In the sea trial, the timing between the burn and the storm seemed better than luck could provide for. But consistent replication eluded them. Though the burning slicks appeared to increase the odds of rain, they couldn’t be depended on to produce them. Unaccounted variables remained.
There was the environmental cost to consider too, the sheer amount of fuel necessary, at best, merely to increase the odds of rain; the oil invariably seeping beyond the buoys out to sea; and the smoke itself, which was possibly an aid to rain but certainly a pollutant.
Storm generation ex nihilo proved hit or miss. But Menar’s results were good enough for his governmental sponsors. They pledged continued support of his experiments with weather, including newly begun interventions in existing clouds. There were other incentives in play, after all, beyond bringing water to rice fields during drought: military ones that remained hazy, still notional. There was also the perennial problem of flooding in the north of India, which meant there was as much to be gained from destroying storms as there was from creating them. It was thought the processes involved must be related. So Menar’s program grew.

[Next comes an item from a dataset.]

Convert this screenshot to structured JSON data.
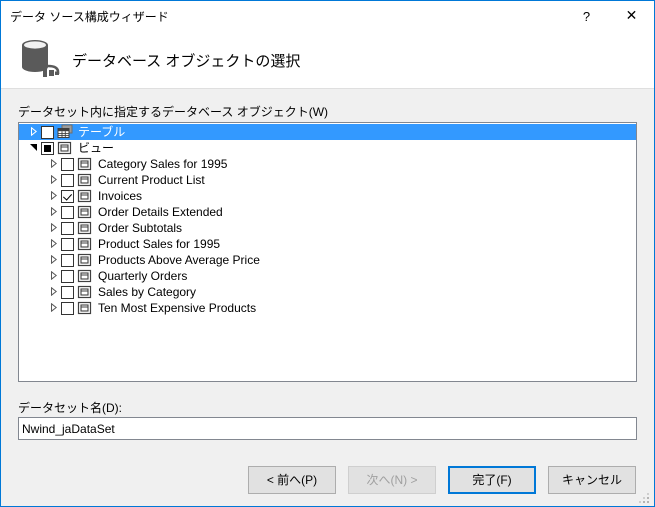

Edward larent and his could-be drummer were thirsty, and the bar was not far now. Their first rehearsal over, the two had walked from the drummer’s loft, lodged in the dying industrial heart of the city, to the large cobblestone square that was Carrell Plaza. In a recent renovation, the facades forming the square had been lined with massive high-definition screens, each assembled from smaller screens of the same proportions. Usually their faces gave you incandescent Dodges, Sprite cans, MacBooks. Today, though, a live newsfeed offered up a different kind of vision. Thick gray-brown billows, twirled by a corkscrew wind, rushed out of a battered fountain. From beneath chunks of pale yellow marble, clouded water spewed along the stones and across the benches edging the fountain. A pair of marble legs, one severed at the patella, the other at mid-thigh, remained upright, stoutly projecting through the shards from the whirling fountain floor, where the feet remained bolted.
The two of them didn’t know what face to make. Something less than shocked. That would have been unreasonable at this point, after everything that was happening. More like unhappily curious, the sort of look that didn’t last.
“Must be Brandt?” Larent said.
“I think,” Li Moto, the drummer, said.
Hundreds were collecting in the plaza, all caught in the imaged wreckage of another, Brandt Square. The density of pixels marginally exceeded what the eye could resolve, so it was only the lack of a third dimension that disqualified these immense pictures from the status of self-standing reality.
In front of them, at the base of one of the screens, a pair of sneakers shone absolute white. Fraying jeans draped over the tongues and laces and led on to a Redskins sweatshirt; atop that, a pair of dry yellow eyes and a roiled mouth were affixed to a small black face.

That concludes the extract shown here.